= Richard Santucci =

Richard Anthony Santucci is an American reconstructive urologist who currently lives and works in Austin, Texas.

Santucci is a graduate of the American Urological Association (AUA) Leadership Program Class of 2009, was a member of the AUA Urotrauma Guidelines panel, the AUA Urotrauma Legislation Task force, the World Health OrganizationInternational Consultation on Urologic Diseases (ICUD-urethra), and was an advisor to the US Marines Dismounted Blast Injuries Task Force. He recently served as the co-Chairman of the AUA Urethroplasty Guidelines panel, and. spent 18 years as a reconstructive urologist. He is the former Director of the Center for Urologic Reconstruction and Specialist-in-Chief for Urology at the Detroit Medical Center, focusing on urologic reconstruction and trauma including urethral stricture disease, ureteral injury, buried penis, and a variety of complex genital reconstruction surgeries.

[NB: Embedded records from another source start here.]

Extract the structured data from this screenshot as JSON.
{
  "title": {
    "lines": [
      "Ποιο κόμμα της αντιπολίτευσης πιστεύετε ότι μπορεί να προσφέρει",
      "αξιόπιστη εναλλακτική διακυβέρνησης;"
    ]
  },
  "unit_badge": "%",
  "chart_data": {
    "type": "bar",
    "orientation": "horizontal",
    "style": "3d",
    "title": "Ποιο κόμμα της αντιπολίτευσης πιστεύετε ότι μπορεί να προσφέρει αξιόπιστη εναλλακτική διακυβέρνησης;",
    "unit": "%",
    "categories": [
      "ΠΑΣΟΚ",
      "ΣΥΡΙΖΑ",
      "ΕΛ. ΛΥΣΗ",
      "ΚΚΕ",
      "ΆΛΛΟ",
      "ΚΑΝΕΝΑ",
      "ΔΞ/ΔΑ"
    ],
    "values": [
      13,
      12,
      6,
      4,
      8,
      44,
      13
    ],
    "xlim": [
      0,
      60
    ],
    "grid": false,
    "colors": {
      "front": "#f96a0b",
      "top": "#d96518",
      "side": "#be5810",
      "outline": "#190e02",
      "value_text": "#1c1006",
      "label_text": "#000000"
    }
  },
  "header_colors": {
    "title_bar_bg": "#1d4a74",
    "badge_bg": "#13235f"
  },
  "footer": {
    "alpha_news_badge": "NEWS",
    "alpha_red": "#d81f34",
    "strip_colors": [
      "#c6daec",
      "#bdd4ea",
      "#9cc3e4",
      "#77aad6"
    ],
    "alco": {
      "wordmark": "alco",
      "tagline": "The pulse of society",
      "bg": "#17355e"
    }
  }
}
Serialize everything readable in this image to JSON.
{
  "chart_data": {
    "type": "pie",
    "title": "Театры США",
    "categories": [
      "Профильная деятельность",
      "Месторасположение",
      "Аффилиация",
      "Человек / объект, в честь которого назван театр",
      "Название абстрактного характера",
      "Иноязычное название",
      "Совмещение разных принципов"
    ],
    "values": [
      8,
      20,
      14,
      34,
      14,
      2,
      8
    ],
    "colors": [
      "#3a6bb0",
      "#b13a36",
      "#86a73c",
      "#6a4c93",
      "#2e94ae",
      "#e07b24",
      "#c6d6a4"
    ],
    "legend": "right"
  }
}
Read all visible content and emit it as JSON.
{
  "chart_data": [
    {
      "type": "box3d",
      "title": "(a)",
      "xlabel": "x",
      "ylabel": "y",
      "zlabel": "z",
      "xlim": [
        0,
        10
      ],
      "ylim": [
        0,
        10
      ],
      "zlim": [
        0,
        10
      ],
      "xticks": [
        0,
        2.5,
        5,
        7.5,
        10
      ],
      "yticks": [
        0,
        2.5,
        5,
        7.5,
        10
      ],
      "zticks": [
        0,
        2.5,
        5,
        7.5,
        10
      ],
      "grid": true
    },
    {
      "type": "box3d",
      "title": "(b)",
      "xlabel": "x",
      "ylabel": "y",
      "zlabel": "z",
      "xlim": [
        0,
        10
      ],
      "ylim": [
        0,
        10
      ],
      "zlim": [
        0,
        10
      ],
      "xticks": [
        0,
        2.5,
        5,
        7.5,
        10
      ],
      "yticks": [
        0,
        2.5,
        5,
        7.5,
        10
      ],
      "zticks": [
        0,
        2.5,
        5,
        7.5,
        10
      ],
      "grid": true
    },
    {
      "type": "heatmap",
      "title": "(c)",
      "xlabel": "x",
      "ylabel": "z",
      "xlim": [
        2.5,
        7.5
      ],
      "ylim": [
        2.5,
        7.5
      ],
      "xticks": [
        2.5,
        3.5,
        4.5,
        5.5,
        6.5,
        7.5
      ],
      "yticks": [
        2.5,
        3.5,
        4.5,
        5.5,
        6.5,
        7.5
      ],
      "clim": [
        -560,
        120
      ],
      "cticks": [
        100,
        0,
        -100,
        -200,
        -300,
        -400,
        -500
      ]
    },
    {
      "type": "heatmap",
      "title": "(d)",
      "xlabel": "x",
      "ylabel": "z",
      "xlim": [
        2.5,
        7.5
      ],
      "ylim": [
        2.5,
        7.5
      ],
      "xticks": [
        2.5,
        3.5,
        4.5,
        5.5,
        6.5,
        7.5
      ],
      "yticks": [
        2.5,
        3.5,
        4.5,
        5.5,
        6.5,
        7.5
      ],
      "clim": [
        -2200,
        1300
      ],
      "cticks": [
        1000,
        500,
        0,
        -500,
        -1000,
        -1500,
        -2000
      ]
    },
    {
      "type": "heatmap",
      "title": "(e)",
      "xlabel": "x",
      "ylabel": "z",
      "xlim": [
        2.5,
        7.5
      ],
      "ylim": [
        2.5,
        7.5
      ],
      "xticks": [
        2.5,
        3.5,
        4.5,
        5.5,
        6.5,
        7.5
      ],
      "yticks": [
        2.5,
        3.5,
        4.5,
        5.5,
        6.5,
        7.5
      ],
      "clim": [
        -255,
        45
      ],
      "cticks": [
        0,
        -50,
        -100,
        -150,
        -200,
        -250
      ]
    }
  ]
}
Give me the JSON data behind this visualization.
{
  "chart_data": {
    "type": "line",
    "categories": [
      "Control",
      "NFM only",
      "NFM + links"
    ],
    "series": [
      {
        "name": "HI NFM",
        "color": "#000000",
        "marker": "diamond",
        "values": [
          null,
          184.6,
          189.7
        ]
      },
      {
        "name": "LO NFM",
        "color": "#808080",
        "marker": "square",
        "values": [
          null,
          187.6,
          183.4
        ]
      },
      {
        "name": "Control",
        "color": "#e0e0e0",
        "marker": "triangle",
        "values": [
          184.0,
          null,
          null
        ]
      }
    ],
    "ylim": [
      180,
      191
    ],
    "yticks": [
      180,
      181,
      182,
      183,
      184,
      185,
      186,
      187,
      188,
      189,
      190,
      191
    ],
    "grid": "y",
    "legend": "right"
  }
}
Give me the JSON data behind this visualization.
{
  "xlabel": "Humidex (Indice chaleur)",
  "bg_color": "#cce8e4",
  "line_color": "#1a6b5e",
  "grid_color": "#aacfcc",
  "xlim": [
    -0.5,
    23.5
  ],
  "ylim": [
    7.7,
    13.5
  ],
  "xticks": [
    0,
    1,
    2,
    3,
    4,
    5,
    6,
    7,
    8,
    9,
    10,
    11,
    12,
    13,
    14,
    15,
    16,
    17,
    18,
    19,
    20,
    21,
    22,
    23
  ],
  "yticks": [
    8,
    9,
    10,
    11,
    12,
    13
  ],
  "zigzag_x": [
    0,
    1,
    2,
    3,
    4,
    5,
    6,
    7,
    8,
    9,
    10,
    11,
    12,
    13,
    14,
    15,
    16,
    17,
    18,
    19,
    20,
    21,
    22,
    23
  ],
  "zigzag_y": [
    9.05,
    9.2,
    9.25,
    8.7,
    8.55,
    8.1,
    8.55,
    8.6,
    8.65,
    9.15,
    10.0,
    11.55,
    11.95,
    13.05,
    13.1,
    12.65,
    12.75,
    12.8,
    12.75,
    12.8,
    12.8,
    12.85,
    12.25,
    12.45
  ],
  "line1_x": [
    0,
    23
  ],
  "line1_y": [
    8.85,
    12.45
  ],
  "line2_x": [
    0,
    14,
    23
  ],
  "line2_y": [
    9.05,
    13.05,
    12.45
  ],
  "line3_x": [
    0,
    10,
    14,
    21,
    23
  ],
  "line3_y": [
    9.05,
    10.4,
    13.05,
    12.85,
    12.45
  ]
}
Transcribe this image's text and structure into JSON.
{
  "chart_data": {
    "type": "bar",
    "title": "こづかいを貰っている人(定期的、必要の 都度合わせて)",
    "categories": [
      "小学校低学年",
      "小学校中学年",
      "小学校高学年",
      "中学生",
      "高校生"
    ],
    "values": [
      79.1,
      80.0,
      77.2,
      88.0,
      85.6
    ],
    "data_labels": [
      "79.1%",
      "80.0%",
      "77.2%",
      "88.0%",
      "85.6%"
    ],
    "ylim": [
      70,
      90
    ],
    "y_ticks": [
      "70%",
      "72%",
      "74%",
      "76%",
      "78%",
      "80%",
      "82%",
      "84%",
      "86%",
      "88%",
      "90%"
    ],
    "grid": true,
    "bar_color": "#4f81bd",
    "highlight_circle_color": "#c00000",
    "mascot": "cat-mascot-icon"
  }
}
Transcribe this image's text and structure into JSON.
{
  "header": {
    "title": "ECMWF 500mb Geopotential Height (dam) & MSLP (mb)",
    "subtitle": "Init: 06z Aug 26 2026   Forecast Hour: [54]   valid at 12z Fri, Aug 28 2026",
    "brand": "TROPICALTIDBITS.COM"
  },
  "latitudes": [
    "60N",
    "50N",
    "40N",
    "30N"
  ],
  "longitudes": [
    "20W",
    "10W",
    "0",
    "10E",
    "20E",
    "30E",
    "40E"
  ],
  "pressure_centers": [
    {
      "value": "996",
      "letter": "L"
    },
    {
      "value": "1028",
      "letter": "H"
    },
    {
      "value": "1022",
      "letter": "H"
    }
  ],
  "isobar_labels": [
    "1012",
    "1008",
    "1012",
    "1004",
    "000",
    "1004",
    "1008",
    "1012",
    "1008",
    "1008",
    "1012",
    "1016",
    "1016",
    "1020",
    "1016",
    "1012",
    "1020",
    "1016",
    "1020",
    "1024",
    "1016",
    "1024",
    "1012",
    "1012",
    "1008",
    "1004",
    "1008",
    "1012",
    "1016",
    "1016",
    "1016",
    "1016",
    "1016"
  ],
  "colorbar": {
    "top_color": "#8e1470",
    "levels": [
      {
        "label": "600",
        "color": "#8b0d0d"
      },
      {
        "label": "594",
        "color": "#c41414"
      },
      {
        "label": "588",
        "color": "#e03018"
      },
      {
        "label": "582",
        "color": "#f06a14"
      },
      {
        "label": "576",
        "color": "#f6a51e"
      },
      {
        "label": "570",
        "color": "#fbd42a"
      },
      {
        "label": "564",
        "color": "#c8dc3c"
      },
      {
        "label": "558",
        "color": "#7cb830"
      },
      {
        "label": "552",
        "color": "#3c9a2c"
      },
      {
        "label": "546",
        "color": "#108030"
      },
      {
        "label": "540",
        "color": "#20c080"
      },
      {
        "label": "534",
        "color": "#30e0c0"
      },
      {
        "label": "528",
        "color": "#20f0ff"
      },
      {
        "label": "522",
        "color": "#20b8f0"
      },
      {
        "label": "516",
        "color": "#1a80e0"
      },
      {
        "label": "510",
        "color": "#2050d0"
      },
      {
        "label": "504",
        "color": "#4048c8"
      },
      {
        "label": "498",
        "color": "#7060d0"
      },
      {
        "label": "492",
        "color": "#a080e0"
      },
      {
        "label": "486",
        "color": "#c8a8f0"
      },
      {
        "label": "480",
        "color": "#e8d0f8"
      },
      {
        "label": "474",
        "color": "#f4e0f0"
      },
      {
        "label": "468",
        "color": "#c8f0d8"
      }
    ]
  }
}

Santucci is the co-editor of the texts Emergencies in Urology, Atlas of Urethroplasty, and Penile Reconstructive Surgery.  He is the founding Editor-in-Chief of the online open-access Urology journal Advances in Urology, and co-creator of the high definition surgical video website, iclinics.org. His most highly cited article, Santucci RA, Joyce GF, Wise M. Male urethral stricture disease. The Journal of Urology. 2007 May;177(5):1667-74 has been cited 397 times according to Google Scholar

He is now a Senior Surgeon at Crane Surgical Services in Austin, Texas.